Holiday Season in CPG: Key Signals After the Peak Weeks
The holiday season remains a critical period for CPG brands and retailers, when consumer demand, promotional intensity, and operational pressure reach their highest levels. Following the close of the season, the industry now has access to confirmed retail data and transaction-level signals that help assess overall performance and the operational challenges that defined this period.
This overview is based on verified retail sales metrics, payment transaction monitoring, and early industry insights.
What the Retail Data Confirms About the Holiday Season
With the holiday season concluded, confirmed aggregated retail sales data is now available. According to the National Retail Federation (NRF) Retail Monitor, U.S. holiday sales grew by approximately 4.1% year over year between November 1 and December 31, reaching the upper end of the season’s forecast range.
These results are based on actual credit and debit card transactions and indicate a generally stable level of consumer spending during the peak period. At the same time, retail indicators once again confirmed that the omnichannel model remains the norm: online and brick-and-mortar channels operated in parallel, while a significant share of sales continued to concentrate in the key shopping weeks.
Early Signals of Shifts in Shopper Behavior
During the holiday season, changes in how shoppers make decisions under high-pressure conditions became more visible. Increased price sensitivity and reliance on promotions emerged as the default behavior, while decision-making cycles shortened significantly. In this environment, product availability, shelf visibility, and accurate promotion execution directly influenced brand choice.
Shopper journeys remained hybrid: research and planning often took place online, while final purchases were frequently completed in physical stores. This dynamic increased the importance of cross-channel alignment and store-level readiness to handle peak traffic.
At the same time, shoppers demonstrated a higher tolerance for substitution during the final pre-holiday weeks. When planned items were unavailable, consumers were more likely to switch brands, making in-store execution a critical factor shaping actual seasonal outcomes.
Execution as the Decisive Factor During Peak Weeks
Issues that remain manageable during regular periods can escalate quickly under high-demand conditions. One of the most significant risks is out-of-stocks of critical SKUs: rapid demand shifts and heavy reliance on promotions often lead to shortages of traffic-driving or promotional items, where the cost of error is highest.
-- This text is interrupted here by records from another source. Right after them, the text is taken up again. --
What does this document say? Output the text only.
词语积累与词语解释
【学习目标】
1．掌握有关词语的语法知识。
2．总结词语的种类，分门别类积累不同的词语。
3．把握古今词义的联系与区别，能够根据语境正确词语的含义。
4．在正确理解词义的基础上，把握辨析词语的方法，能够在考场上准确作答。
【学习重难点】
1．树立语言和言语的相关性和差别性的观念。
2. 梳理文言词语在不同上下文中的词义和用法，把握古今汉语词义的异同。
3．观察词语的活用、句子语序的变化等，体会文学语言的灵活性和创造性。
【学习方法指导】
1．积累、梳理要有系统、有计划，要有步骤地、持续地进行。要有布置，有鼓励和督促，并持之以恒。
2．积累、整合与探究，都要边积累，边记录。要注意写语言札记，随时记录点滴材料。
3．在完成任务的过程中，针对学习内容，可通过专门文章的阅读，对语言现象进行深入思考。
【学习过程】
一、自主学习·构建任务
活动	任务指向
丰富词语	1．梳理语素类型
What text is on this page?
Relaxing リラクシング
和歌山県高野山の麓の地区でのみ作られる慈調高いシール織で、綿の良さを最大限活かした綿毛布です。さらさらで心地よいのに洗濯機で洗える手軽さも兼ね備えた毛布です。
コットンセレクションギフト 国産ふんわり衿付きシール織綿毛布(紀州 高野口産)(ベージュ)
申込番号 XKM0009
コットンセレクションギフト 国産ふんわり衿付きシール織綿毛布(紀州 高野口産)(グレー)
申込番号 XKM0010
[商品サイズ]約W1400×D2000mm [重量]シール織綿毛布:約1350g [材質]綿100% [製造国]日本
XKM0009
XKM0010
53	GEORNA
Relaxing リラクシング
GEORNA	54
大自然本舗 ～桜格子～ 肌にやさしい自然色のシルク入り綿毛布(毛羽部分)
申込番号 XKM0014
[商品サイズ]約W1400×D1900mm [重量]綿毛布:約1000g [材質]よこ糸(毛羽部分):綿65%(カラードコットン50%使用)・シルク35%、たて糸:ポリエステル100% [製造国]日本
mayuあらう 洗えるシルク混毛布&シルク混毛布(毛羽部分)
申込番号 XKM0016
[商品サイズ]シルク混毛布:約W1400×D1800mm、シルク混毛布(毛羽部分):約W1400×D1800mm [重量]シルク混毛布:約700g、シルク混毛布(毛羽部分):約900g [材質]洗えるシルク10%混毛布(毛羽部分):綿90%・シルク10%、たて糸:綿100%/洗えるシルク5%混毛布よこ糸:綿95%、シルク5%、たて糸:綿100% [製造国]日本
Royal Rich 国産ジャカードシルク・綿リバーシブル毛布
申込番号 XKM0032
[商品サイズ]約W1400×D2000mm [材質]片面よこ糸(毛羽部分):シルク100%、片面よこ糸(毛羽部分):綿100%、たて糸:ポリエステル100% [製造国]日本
Additional pressure comes from compliance and human factors. Fast-changing promotional planograms require tight coordination between HQ teams and field execution. Under operational strain and fatigue, error rates increase—from incorrect pricing to incomplete promotion execution—often resulting in retailer penalties and erosion of brand trust.
Limited operational agility further amplifies these challenges. When issue detection and correction rely on manual data collection, response times often lag behind changes at the shelf level. As a result, gaps between field data and actual sales limit the ability to act on time and make informed decisions.
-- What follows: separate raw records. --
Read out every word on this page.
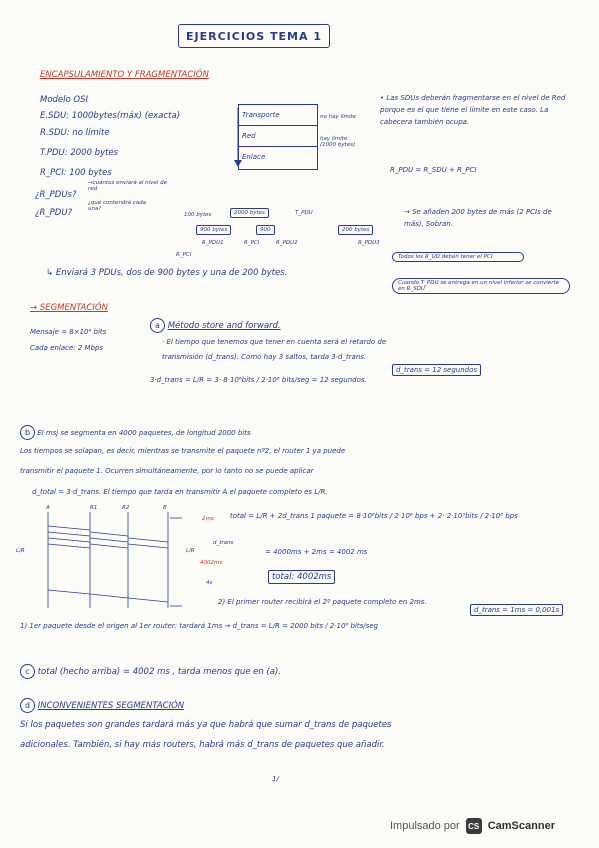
EJERCICIOS TEMA 1
ENCAPSULAMIENTO Y FRAGMENTACIÓN
Modelo OSI
E.SDU: 1000bytes(máx) (exacta)
R.SDU: no límite
T.PDU: 2000 bytes
R_PCI: 100 bytes
¿R_PDUs?
→cuántos enviará al nivel de red
¿R_PDU?
¿qué contendrá cada una?
Transporte
Red
Enlace
no hay límite
hay límite (1000 bytes)
• Las SDUs deberán fragmentarse en el nivel de Red porque es el que tiene el límite en este caso. La cabecera también ocupa.
R_PDU = R_SDU + R_PCI
100 bytes	2000 bytes	T_PDU
900 bytes	900	200 bytes
R_PDU1	R_PDU2	R_PDU3
R_PCI
R_PCI
→ Se añaden 200 bytes de más (2 PCIs de más), Sobran.
Todos los R_UD deben tener el PCI
Cuando T_PDU se entrega en un nivel inferior se convierte en R_SDU
↳ Enviará 3 PDUs, dos de 900 bytes y una de 200 bytes.
→ SEGMENTACIÓN
Mensaje = 8×10⁶ bits
Cada enlace: 2 Mbps
a Método store and forward.
· El tiempo que tenemos que tener en cuenta será el retardo de
transmisión (d_trans). Como hay 3 saltos, tarda 3·d_trans.
3·d_trans = L/R = 3· 8·10⁶bits / 2·10⁶ bits/seg = 12 segundos.
d_trans = 12 segundos
b El msj se segmenta en 4000 paquetes, de longitud 2000 bits
Los tiempos se solapan, es decir, mientras se transmite el paquete nº2, el router 1 ya puede
transmitir el paquete 1. Ocurren simultáneamente, por lo tanto no se puede aplicar
d_total = 3·d_trans. El tiempo que tarda en transmitir A el paquete completo es L/R.
A	R1	R2	B
L/R	L/R
2ms
4002ms
d_trans
4s
total = L/R + 2d_trans 1 paquete = 8·10⁶bits / 2·10⁶ bps + 2· 2·10³bits / 2·10⁶ bps
= 4000ms + 2ms = 4002 ms
total: 4002ms
2) El primer router recibirá el 2º paquete completo en 2ms.
1) 1er paquete desde el origen al 1er router: tardará 1ms → d_trans = L/R = 2000 bits / 2·10⁶ bits/seg
d_trans = 1ms = 0,001s
c total (hecho arriba) = 4002 ms , tarda menos que en (a).
d INCONVENIENTES SEGMENTACIÓN
Si los paquetes son grandes tardará más ya que habrá que sumar d_trans de paquetes
adicionales. También, si hay más routers, habrá más d_trans de paquetes que añadir.
1/
Impulsado por	CS CamScanner
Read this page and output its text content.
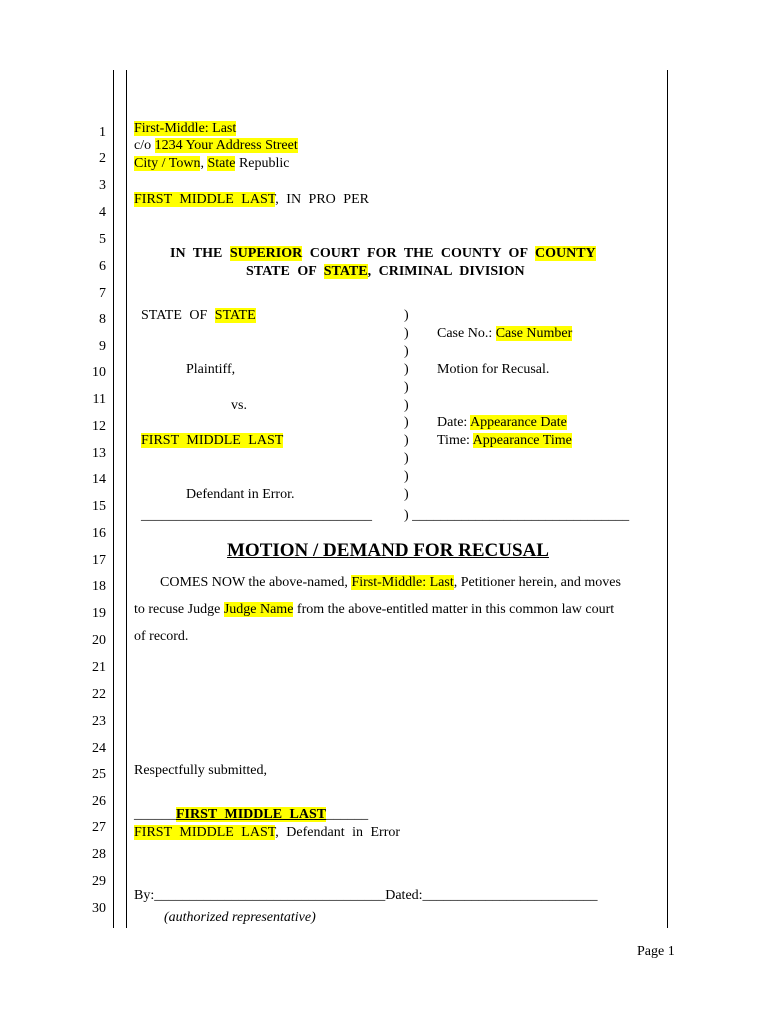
1
2
3
4
5
6
7
8
9
10
11
12
13
14
15
16
17
18
19
20
21
22
23
24
25
26
27
28
29
30
First-Middle: Last
c/o 1234 Your Address Street
City / Town, State Republic
FIRST MIDDLE LAST, IN PRO PER
IN THE SUPERIOR COURT FOR THE COUNTY OF COUNTY
STATE OF STATE, CRIMINAL DIVISION
STATE OF STATE
Plaintiff,
vs.
FIRST MIDDLE LAST
Defendant in Error.
_________________________________
)
)
)
)
)
)
)
)
)
)
)
) _______________________________
Case No.: Case Number
Motion for Recusal.
Date: Appearance Date
Time: Appearance Time
MOTION / DEMAND FOR RECUSAL
COMES NOW the above-named, First-Middle: Last, Petitioner herein, and moves
to recuse Judge Judge Name from the above-entitled matter in this common law court
of record.
Respectfully submitted,
______FIRST MIDDLE LAST______
FIRST MIDDLE LAST, Defendant in Error
By:_________________________________Dated:_________________________
(authorized representative)
Page 1
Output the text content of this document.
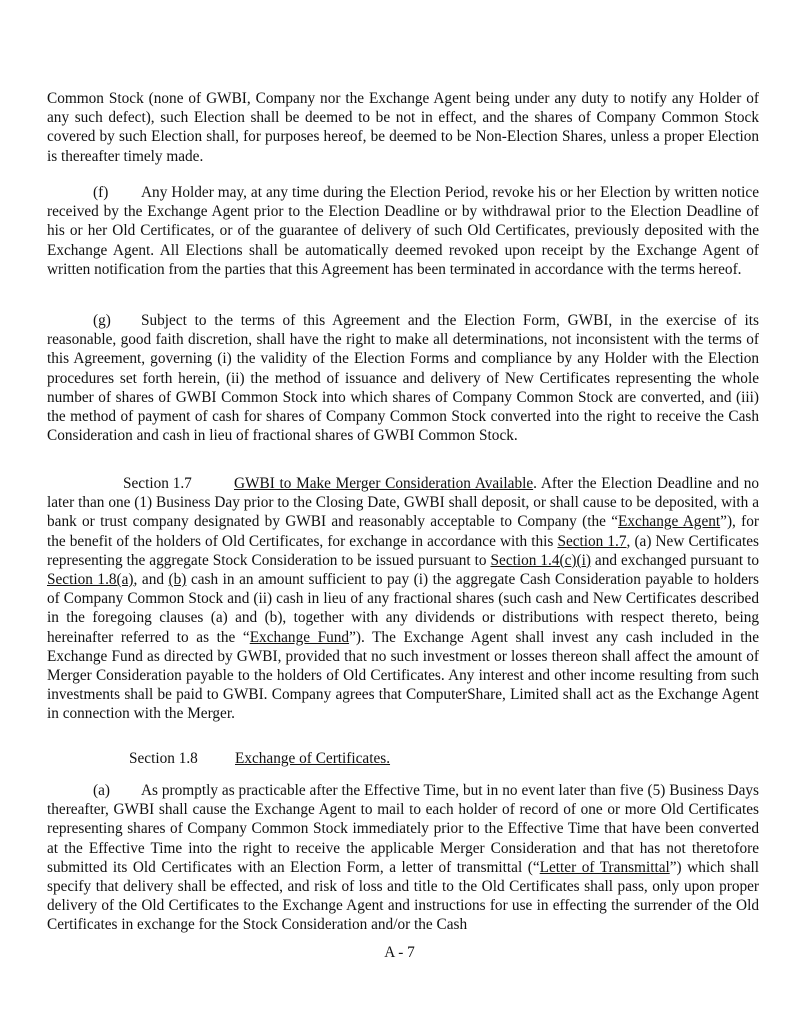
Common Stock (none of GWBI, Company nor the Exchange Agent being under any duty to notify any Holder of any such defect), such Election shall be deemed to be not in effect, and the shares of Company Common Stock covered by such Election shall, for purposes hereof, be deemed to be Non-Election Shares, unless a proper Election is thereafter timely made.

(f) Any Holder may, at any time during the Election Period, revoke his or her Election by written notice received by the Exchange Agent prior to the Election Deadline or by withdrawal prior to the Election Deadline of his or her Old Certificates, or of the guarantee of delivery of such Old Certificates, previously deposited with the Exchange Agent. All Elections shall be automatically deemed revoked upon receipt by the Exchange Agent of written notification from the parties that this Agreement has been terminated in accordance with the terms hereof.

(g) Subject to the terms of this Agreement and the Election Form, GWBI, in the exercise of its reasonable, good faith discretion, shall have the right to make all determinations, not inconsistent with the terms of this Agreement, governing (i) the validity of the Election Forms and compliance by any Holder with the Election procedures set forth herein, (ii) the method of issuance and delivery of New Certificates representing the whole number of shares of GWBI Common Stock into which shares of Company Common Stock are converted, and (iii) the method of payment of cash for shares of Company Common Stock converted into the right to receive the Cash Consideration and cash in lieu of fractional shares of GWBI Common Stock.

Section 1.7	GWBI to Make Merger Consideration Available. After the Election Deadline and no later than one (1) Business Day prior to the Closing Date, GWBI shall deposit, or shall cause to be deposited, with a bank or trust company designated by GWBI and reasonably acceptable to Company (the “Exchange Agent”), for the benefit of the holders of Old Certificates, for exchange in accordance with this Section 1.7, (a) New Certificates representing the aggregate Stock Consideration to be issued pursuant to Section 1.4(c)(i) and exchanged pursuant to Section 1.8(a), and (b) cash in an amount sufficient to pay (i) the aggregate Cash Consideration payable to holders of Company Common Stock and (ii) cash in lieu of any fractional shares (such cash and New Certificates described in the foregoing clauses (a) and (b), together with any dividends or distributions with respect thereto, being hereinafter referred to as the “Exchange Fund”). The Exchange Agent shall invest any cash included in the Exchange Fund as directed by GWBI, provided that no such investment or losses thereon shall affect the amount of Merger Consideration payable to the holders of Old Certificates. Any interest and other income resulting from such investments shall be paid to GWBI. Company agrees that ComputerShare, Limited shall act as the Exchange Agent in connection with the Merger.

Section 1.8 Exchange of Certificates.

(a) As promptly as practicable after the Effective Time, but in no event later than five (5) Business Days thereafter, GWBI shall cause the Exchange Agent to mail to each holder of record of one or more Old Certificates representing shares of Company Common Stock immediately prior to the Effective Time that have been converted at the Effective Time into the right to receive the applicable Merger Consideration and that has not theretofore submitted its Old Certificates with an Election Form, a letter of transmittal (“Letter of Transmittal”) which shall specify that delivery shall be effected, and risk of loss and title to the Old Certificates shall pass, only upon proper delivery of the Old Certificates to the Exchange Agent and instructions for use in effecting the surrender of the Old Certificates in exchange for the Stock Consideration and/or the Cash

A - 7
When in-store execution becomes unstable, losses extend beyond missed sales. Higher substitution rates, erosion of planned brand mix, and reduced promotional ROI follow, shifting execution from a supporting function to a direct driver of business outcomes.
What This Means for CPG Teams in 2026
Insights from the peak period suggest that preparation for the next cycle must begin much earlier and extend beyond promotional planning alone. For CPG teams, this implies a shift from retrospective analysis toward real-time operational readiness.
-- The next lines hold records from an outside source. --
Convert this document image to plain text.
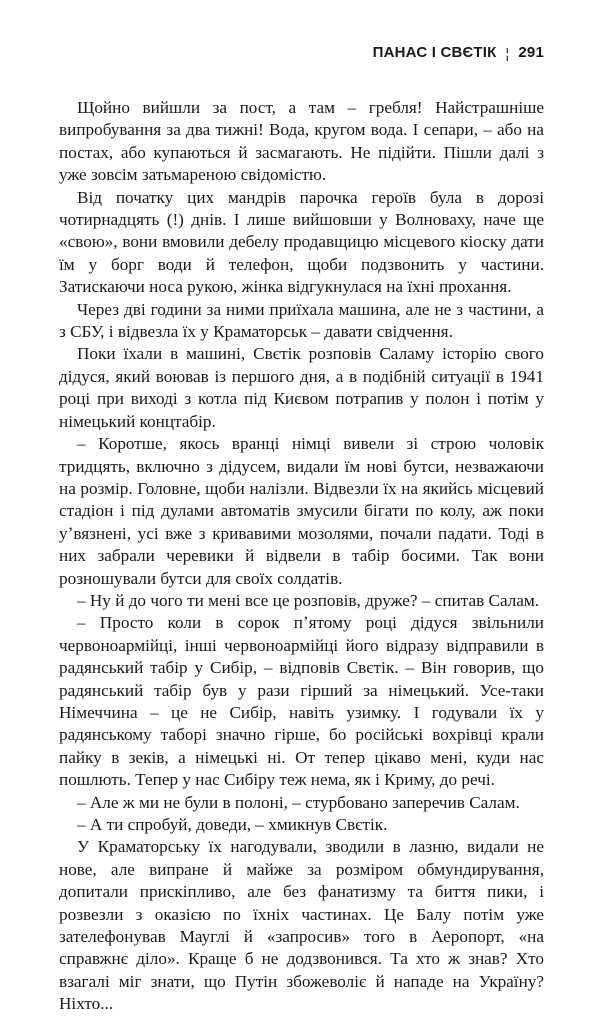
ПАНАС І СВЄТІК ¦ 291

Щойно вийшли за пост, а там – гребля! Найстрашніше випробування за два тижні! Вода, кругом вода. І сепари, – або на постах, або купаються й засмагають. Не підійти. Пішли далі з уже зовсім затьмареною свідомістю.

Від початку цих мандрів парочка героїв була в дорозі чотирнадцять (!) днів. І лише вийшовши у Волноваху, наче ще «свою», вони вмовили дебелу продавщицю місцевого кіоску дати їм у борг води й телефон, щоби подзвонить у частини. Затискаючи носа рукою, жінка відгукнулася на їхні прохання.

Через дві години за ними приїхала машина, але не з частини, а з СБУ, і відвезла їх у Краматорськ – давати свідчення.

Поки їхали в машині, Свєтік розповів Саламу історію свого дідуся, який воював із першого дня, а в подібній ситуації в 1941 році при виході з котла під Києвом потрапив у полон і потім у німецький концтабір.

– Коротше, якось вранці німці вивели зі строю чоловік тридцять, включно з дідусем, видали їм нові бутси, незважаючи на розмір. Головне, щоби налізли. Відвезли їх на якийсь місцевий стадіон і під дулами автоматів змусили бігати по колу, аж поки уʼвязнені, усі вже з кривавими мозолями, почали падати. Тоді в них забрали черевики й відвели в табір босими. Так вони розношували бутси для своїх солдатів.

– Ну й до чого ти мені все це розповів, друже? – спитав Салам.

– Просто коли в сорок пʼятому році дідуся звільнили червоноармійці, інші червоноармійці його відразу відправили в радянський табір у Сибір, – відповів Свєтік. – Він говорив, що радянський табір був у рази гірший за німецький. Усе-таки Німеччина – це не Сибір, навіть узимку. І годували їх у радянському таборі значно гірше, бо російські вохрівці крали пайку в зеків, а німецькі ні. От тепер цікаво мені, куди нас пошлють. Тепер у нас Сибіру теж нема, як і Криму, до речі.

– Але ж ми не були в полоні, – стурбовано заперечив Салам.

– А ти спробуй, доведи, – хмикнув Свєтік.

У Краматорську їх нагодували, зводили в лазню, видали не нове, але випране й майже за розміром обмундирування, допитали прискіпливо, але без фанатизму та биття пики, і розвезли з оказією по їхніх частинах. Це Балу потім уже зателефонував Мауглі й «запросив» того в Аеропорт, «на справжнє діло». Краще б не додзвонився. Та хто ж знав? Хто взагалі міг знати, що Путін збожеволіє й нападе на Україну? Ніхто...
Key priorities include early detection of OOS for critical SKUs, tighter control of shelf-level execution, and reduced reliance on manual processes. In this context, the role of AI agents continues to grow—enabling automated detection of execution gaps, alignment of field data with actual sales, and compression of the “issue → action” cycle from days to hours. Under peak-load conditions, this level of speed and precision increasingly determines promotional ROI and brand resilience in the shopper’s basket.
Conclusion
Confirmed retail data provides a clear view of overall consumer spending dynamics during the peak period. At the same time, execution-related signals—product availability, promotion accuracy, and speed of response to disruptions—remain decisive for the actual effectiveness of promotional investments and a brand’s position in the shopper basket.